A couple days later, I'm standing on the cliff from before, holding the same rifle in my hand. How did I get myself into this? My hand is shaking as I position my fingers and arms properly. "Alexei, aim for the top of that tree," Mr. Sergei tells me. I stare into the scope, feeling the same sensation as before come over me. However, before I fall too deep into the feeling, I pull away and take deep breaths. In and out. You're okay now, I reassure myself. Mr. Sergei's here. He's going to help you overcome this, I gulp and resume aiming for my target. It feels so natural to be in this state, like I was born this way. I would actually like it if it weren't for the fact that I could actually kill someone like this.
BANG! I hear the gunshot and look up to see if I hit the target. I can't see it, but Mr. Sergei smiles. What happened? I think. Did I hit it? "Alexei, you really do have a gift," He tells me. "You hit the target dead center," Satisfaction fills me, taking the place of that feral hunger for blood. Maybe this really was a positive change.
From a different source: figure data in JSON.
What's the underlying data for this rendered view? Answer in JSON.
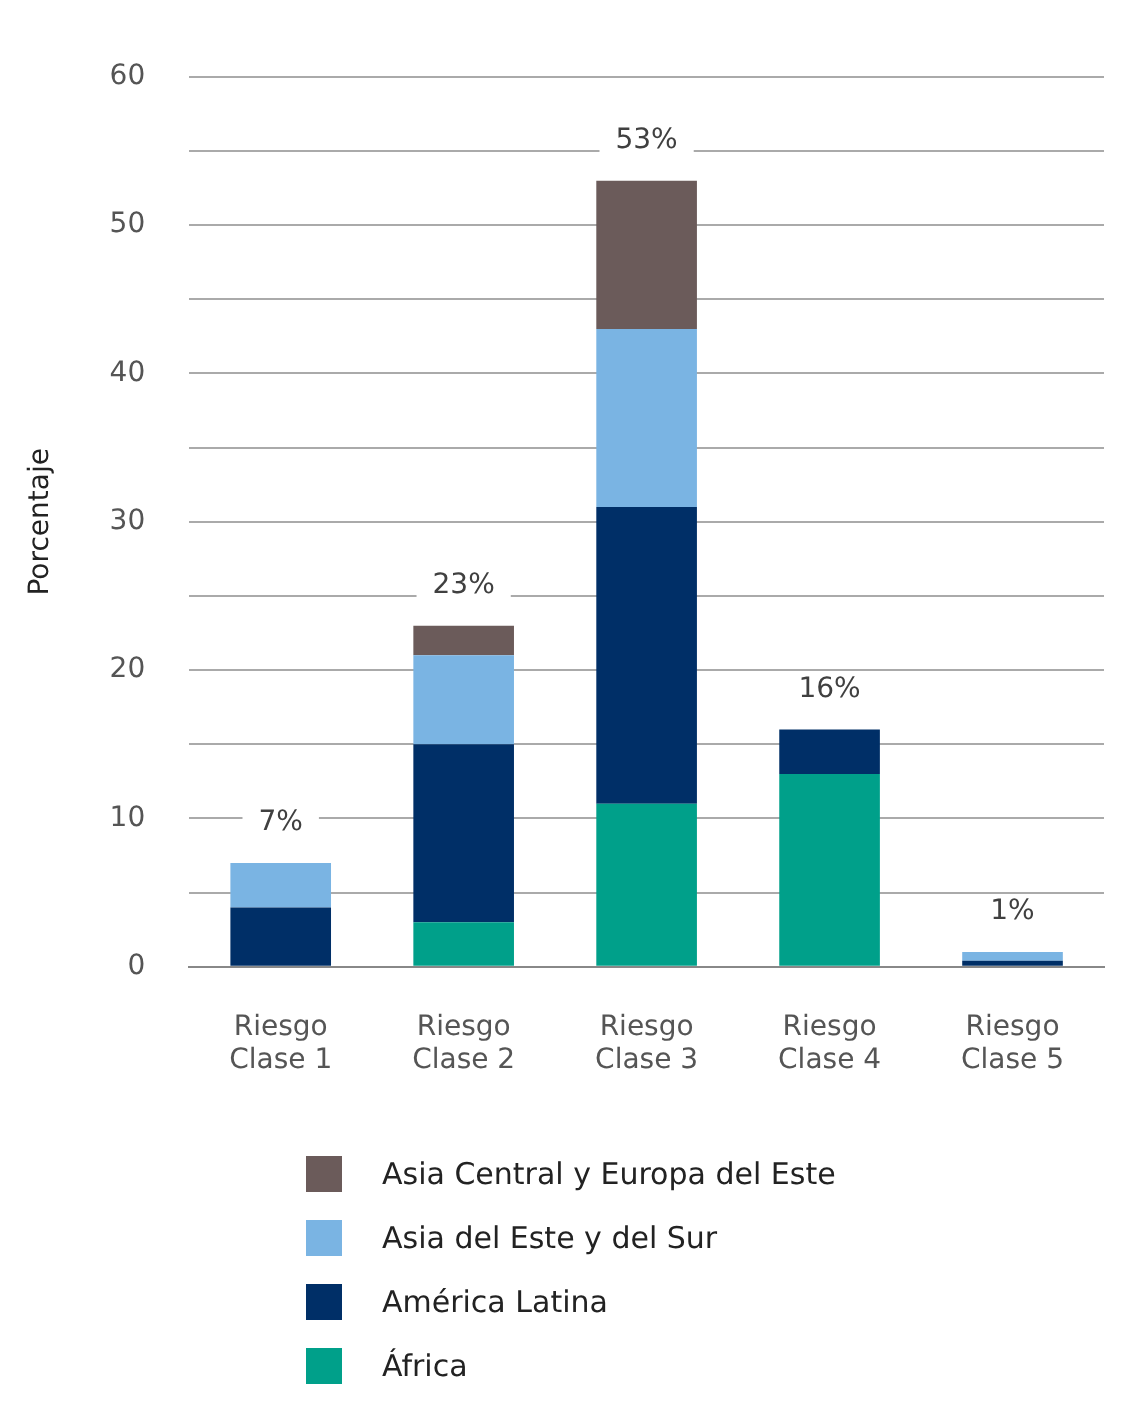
{
  "chart_data": {
    "type": "bar",
    "stacked": true,
    "ylabel": "Porcentaje",
    "categories": [
      "Riesgo Clase 1",
      "Riesgo Clase 2",
      "Riesgo Clase 3",
      "Riesgo Clase 4",
      "Riesgo Clase 5"
    ],
    "series": [
      {
        "name": "África",
        "color": "#00a08a",
        "values": [
          0,
          3,
          11,
          13,
          0
        ]
      },
      {
        "name": "América Latina",
        "color": "#002f67",
        "values": [
          4,
          12,
          20,
          3,
          0.4
        ]
      },
      {
        "name": "Asia del Este y del Sur",
        "color": "#7ab4e3",
        "values": [
          3,
          6,
          12,
          0,
          0.6
        ]
      },
      {
        "name": "Asia Central y Europa del Este",
        "color": "#6b5b5a",
        "values": [
          0,
          2,
          10,
          0,
          0
        ]
      }
    ],
    "totals": [
      "7%",
      "23%",
      "53%",
      "16%",
      "1%"
    ],
    "ylim": [
      0,
      60
    ],
    "yticks": [
      0,
      {
        "value": 5,
        "label": null
      },
      10,
      {
        "value": 15,
        "label": null
      },
      20,
      {
        "value": 25,
        "label": null
      },
      30,
      {
        "value": 35,
        "label": null
      },
      40,
      {
        "value": 45,
        "label": null
      },
      50,
      {
        "value": 55,
        "label": null
      },
      60
    ],
    "grid": "y",
    "legend": "bottom"
  }
}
"Okay, Alexei. I think that's enough practice for today. You're doing great," Mr. Sergei says. I give him back the rifle and we walk down the cliff again, back to the house. The sun hasn't set yet, so I go into town to look for Matthias. Where is he? I wonder, looking through the streets. I see someone out of the corner of my eye, turning to look and realizing that it's him. I begin to call out to him, "Matthias—" but realize that this isn't a moment for me to see. Jiara is next to him and they're holding hands. I feel as if I'm invading their privacy. Well, I probably am. That familiar jealousy settles in my chest as I watch them talking and laughing together. I try to picture myself in Matthias's place, but I can't. That life wasn't made for you, my head tells me. You could never have that. I shake the thoughts out of my head and walk away from them, beginning the trek back to Mr. Sergei's house.
"Seems like you're always in a mood lately, Alexei," Somehow, Mr. Sergei always manages to speak exactly what's on my mind. It scares me a bit. "I'm fine," I answer, cutting him off. "On another note, school starts in a few days. You're going, whether you like it or not." I groan. "I can't homeschool you anymore. The material is getting too advanced for me to get away with it. Even killers need to get an education." This sucks, I think. Hopefully Matthias and Vance are gonna be there. That's the only benefit I can think of.